Balaran so far has demanded that Interior meet a high standard for security on any systems related to Indian trust data. Ensuring the security of this data on systems that were lacking in all measurable aspects requires "careful scrutiny," he wrote in a report filed Jan. 16 with the court.
Still, how long can it possibly take to put up firewalls and other security devices on Interior's systems? After all, the agency is one of the smallest in the federal government.
Security, however, isn't nearly as easy as it looks, experts in the field say.
"A firewall is simply a bunch of rules about what data traffic is allowed through that someone could use to gain access to the routers, servers and workstations on the network that are inside the firewall. It sounds more robust than it really is," said Clint Kreitner, president and chief executive officer of the Center for Internet Security.
"There are no silver bullets. A firewall isn't the one and only answer," said Lawrence Rogers of the CERT Coordination Center at Carnegie Mellon University.

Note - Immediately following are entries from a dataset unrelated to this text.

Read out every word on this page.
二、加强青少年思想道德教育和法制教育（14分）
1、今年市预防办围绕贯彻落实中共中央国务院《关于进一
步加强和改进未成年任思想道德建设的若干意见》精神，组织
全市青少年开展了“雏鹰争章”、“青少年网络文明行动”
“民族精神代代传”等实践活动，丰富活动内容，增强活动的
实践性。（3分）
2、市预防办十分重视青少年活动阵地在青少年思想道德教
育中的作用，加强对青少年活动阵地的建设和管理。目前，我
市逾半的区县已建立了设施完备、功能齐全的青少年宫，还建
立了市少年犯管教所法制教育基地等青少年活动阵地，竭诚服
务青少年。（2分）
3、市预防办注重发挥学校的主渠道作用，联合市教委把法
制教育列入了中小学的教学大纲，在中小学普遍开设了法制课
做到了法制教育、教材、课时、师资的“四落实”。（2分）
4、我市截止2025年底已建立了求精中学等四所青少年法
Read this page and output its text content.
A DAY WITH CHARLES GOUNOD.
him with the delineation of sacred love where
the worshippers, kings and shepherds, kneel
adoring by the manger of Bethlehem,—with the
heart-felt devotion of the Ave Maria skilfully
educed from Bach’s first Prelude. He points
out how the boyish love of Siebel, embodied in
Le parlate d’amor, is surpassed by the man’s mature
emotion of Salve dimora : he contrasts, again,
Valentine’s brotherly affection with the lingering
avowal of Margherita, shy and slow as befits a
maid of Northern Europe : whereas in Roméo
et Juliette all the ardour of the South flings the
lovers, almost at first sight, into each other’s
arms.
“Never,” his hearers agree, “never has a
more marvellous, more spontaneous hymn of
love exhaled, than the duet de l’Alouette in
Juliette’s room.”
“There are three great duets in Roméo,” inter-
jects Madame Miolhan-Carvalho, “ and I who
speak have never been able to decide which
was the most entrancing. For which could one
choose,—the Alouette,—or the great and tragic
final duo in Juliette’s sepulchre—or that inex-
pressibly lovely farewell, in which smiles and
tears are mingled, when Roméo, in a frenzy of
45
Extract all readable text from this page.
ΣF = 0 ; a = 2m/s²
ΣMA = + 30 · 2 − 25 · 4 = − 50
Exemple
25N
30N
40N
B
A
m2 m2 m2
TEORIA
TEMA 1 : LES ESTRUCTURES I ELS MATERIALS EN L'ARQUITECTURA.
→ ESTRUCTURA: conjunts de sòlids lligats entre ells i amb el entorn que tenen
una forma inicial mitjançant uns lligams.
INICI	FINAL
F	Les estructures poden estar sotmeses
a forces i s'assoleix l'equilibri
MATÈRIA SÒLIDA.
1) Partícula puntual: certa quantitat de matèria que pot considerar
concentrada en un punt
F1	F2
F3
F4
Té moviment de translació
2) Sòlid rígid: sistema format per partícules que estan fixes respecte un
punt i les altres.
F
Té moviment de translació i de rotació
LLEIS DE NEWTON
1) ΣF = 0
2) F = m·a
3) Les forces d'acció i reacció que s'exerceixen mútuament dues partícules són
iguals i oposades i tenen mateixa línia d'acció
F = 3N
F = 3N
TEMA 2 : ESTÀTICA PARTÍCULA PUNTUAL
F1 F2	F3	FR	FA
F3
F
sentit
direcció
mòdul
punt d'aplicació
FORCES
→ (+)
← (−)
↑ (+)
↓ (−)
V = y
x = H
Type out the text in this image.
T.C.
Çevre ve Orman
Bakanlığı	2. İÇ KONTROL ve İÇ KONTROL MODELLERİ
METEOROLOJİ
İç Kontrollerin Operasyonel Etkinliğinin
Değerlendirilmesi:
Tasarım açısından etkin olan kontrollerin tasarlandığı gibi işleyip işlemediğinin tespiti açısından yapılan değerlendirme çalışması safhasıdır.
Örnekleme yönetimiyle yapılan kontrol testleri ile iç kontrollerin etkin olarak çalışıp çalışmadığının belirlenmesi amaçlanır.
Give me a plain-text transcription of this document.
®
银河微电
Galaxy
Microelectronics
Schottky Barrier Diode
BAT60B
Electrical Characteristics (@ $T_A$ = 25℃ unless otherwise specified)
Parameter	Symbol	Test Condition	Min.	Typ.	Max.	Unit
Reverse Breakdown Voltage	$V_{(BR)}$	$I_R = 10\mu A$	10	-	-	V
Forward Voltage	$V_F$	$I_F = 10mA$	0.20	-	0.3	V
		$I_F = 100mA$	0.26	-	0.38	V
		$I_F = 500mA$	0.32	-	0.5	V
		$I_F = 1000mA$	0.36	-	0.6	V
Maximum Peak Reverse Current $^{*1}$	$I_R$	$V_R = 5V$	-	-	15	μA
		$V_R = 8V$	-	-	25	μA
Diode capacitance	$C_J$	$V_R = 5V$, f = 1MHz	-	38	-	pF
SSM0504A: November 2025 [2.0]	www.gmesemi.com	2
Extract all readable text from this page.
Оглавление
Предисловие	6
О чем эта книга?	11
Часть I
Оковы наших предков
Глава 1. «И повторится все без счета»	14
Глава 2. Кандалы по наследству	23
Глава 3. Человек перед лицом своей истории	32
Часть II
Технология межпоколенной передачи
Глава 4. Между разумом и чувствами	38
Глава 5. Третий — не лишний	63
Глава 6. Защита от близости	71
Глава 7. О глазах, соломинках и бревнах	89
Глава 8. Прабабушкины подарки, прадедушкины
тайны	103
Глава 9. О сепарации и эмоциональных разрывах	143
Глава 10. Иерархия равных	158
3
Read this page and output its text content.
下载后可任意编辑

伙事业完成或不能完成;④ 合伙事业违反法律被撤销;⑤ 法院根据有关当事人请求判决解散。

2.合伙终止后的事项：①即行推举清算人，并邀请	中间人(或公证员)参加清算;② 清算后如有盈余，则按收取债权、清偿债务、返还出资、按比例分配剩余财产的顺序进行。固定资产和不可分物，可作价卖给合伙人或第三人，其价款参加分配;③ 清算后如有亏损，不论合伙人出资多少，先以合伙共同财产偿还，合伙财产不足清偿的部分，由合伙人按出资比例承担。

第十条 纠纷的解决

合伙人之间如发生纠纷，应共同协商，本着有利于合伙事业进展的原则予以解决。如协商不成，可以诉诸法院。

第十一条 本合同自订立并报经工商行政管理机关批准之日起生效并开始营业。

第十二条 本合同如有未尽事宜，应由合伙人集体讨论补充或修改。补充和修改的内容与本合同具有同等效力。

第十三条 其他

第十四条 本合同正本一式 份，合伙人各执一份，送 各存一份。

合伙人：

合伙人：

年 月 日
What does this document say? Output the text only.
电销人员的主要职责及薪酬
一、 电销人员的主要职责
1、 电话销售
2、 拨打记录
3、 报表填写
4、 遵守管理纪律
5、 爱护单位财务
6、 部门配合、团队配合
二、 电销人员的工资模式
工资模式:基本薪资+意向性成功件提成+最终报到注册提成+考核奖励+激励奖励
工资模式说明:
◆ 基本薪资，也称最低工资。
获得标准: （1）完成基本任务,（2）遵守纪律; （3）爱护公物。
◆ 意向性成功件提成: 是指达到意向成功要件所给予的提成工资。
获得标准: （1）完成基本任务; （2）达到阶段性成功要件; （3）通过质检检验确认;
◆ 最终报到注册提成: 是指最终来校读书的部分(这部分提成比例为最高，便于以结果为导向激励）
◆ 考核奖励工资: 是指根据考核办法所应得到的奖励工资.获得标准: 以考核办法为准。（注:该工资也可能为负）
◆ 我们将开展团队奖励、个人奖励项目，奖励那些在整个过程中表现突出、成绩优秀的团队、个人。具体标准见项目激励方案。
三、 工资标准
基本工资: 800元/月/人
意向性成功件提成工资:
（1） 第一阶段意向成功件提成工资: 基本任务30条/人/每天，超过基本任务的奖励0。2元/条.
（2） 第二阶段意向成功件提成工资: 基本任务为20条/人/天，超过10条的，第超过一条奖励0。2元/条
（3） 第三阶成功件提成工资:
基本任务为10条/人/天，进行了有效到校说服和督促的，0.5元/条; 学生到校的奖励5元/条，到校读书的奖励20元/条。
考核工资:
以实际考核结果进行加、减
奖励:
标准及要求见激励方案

"The security continuum runs from 'secure' to 'usable.' The challenge that systems administrators face is where to position themselves on that line," Rogers said. "The most secure system is the one that's turned off and sitting over in the corner. But it's not particularly useful."
Interior is still using one of the two legacy systems that the BIA's Trust Asset and Accounting Management System was supposed to replace, and that exacerbates the security problem, the experts add.
"Retrofitting meaningful security into database code that was not initially designed for that purpose is lengthy and difficult work," said Jon Lasser of Cluestick Consulting, a local computer-security consulting firm.
"Most [legacy] databases were designed before the Internet, back when everyone who worked on them was in a single building and could all know and trust each other," Lasser said. "Adapting from this small-town mentality to the big-city mentality of the Internet requires deep change."